Ah, Cap'n, I can always count on you to be a pain in the ass.

FedEx may not have paid for the placement (for that kind of product placement, I can't even think of a price tag to match), but apparently Fred Smith, owner of the company, makes a cameo... so I'm not sure exactly how far they wanted to stay away from it.

They certainly love their role in it. From the "Fun Facts" portion of their customer service site:

"FedEx in the movies

If you think FedEx is only a shipping company, you haven't seen all the Hollywood movies we star in:


FedEx co-stars in the movie "Castaway" with actor Tom Hanks, who won a Golden Globe for his performance.
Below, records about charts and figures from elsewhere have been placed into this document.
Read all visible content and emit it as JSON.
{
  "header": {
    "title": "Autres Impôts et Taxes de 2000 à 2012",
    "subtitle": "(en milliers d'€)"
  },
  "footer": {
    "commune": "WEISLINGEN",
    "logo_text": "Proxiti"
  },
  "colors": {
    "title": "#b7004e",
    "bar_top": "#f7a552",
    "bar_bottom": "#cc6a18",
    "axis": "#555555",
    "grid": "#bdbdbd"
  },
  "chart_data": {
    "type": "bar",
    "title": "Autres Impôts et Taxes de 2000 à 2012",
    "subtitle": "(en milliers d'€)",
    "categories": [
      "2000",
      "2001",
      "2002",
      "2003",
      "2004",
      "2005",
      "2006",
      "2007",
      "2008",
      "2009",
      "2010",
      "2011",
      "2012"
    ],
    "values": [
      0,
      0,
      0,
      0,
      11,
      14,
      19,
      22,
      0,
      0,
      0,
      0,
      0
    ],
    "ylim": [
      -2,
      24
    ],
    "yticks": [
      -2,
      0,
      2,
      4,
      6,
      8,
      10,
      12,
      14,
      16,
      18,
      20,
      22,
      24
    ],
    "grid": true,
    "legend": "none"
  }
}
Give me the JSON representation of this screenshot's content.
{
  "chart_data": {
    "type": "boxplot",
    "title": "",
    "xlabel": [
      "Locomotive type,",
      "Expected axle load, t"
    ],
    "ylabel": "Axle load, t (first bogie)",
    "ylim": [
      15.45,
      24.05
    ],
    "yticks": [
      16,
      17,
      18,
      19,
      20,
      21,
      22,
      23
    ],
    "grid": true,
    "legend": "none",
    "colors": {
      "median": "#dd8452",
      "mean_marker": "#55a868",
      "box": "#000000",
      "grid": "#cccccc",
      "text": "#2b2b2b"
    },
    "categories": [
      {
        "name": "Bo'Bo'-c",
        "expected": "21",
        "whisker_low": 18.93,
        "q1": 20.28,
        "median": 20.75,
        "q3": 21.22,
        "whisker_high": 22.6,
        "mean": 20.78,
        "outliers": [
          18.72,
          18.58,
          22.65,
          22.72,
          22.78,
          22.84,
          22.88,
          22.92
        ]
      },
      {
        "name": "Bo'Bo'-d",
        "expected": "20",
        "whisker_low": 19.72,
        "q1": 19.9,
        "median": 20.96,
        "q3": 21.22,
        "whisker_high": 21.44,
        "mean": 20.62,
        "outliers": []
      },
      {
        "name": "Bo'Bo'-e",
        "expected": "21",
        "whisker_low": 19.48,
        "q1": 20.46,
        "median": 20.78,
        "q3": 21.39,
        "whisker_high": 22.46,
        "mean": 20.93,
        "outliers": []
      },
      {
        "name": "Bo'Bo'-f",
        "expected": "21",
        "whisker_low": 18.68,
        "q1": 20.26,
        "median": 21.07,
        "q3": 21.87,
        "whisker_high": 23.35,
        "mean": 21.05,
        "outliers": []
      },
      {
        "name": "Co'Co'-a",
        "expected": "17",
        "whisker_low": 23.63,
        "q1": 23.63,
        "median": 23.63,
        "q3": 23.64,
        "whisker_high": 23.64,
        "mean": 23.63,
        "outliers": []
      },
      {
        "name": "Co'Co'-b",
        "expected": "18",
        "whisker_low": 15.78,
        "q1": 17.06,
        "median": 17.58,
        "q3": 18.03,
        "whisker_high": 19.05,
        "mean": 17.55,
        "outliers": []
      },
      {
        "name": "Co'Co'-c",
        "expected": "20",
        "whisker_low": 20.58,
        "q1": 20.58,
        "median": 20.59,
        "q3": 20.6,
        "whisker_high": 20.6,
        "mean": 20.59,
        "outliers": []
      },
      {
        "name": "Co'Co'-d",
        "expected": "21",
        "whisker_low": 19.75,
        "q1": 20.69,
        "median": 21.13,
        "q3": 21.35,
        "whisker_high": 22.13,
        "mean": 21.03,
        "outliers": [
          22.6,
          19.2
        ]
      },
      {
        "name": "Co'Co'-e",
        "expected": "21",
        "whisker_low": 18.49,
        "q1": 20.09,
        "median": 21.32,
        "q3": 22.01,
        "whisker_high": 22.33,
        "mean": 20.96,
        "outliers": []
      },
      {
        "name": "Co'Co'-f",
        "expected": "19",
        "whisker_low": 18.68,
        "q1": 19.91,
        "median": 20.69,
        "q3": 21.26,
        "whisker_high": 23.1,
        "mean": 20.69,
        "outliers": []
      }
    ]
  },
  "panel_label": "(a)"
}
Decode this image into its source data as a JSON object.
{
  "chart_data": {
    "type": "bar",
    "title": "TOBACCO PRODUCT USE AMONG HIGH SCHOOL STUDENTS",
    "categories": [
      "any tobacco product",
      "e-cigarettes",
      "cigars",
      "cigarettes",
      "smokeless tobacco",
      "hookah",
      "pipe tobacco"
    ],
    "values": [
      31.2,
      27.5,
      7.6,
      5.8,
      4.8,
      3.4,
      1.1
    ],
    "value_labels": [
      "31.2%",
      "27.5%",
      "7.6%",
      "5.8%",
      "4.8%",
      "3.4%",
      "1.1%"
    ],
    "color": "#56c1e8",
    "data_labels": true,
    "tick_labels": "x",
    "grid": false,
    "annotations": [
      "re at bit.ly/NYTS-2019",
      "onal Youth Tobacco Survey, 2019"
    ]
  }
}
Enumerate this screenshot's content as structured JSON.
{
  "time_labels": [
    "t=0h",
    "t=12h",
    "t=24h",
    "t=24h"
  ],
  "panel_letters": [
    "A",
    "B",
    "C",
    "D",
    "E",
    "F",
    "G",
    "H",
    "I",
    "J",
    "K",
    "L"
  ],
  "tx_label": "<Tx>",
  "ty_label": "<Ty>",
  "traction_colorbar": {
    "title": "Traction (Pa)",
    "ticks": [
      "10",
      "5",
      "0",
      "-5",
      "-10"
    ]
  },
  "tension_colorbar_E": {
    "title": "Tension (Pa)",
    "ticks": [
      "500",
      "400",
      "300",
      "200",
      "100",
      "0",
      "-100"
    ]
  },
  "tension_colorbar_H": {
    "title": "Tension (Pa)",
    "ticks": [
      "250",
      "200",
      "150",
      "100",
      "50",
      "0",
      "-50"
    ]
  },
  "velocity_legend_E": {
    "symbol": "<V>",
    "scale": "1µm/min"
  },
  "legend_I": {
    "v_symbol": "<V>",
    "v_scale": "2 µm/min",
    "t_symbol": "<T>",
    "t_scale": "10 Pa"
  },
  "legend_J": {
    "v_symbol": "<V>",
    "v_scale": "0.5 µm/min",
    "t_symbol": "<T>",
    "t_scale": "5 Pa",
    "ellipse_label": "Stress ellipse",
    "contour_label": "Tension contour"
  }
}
Hanks plays FedEx Express employee Chuck Noland, the lone survivor when a FedEx plane crashes onto a deserted South Pacific island. Noland is so dedicated to his customers, he can't bear to open the FedEx packages that wash ashore. He manages to take care of one package without opening it for the whole time he's stranded on the island. Unfortunately, he's unable to deliver it on time."

They forgot to add, "And for that, Noland was fuckin' fired. Thank you for using FedEx."

The company would later put out a pretty amusing spoof ad, which you can watch here.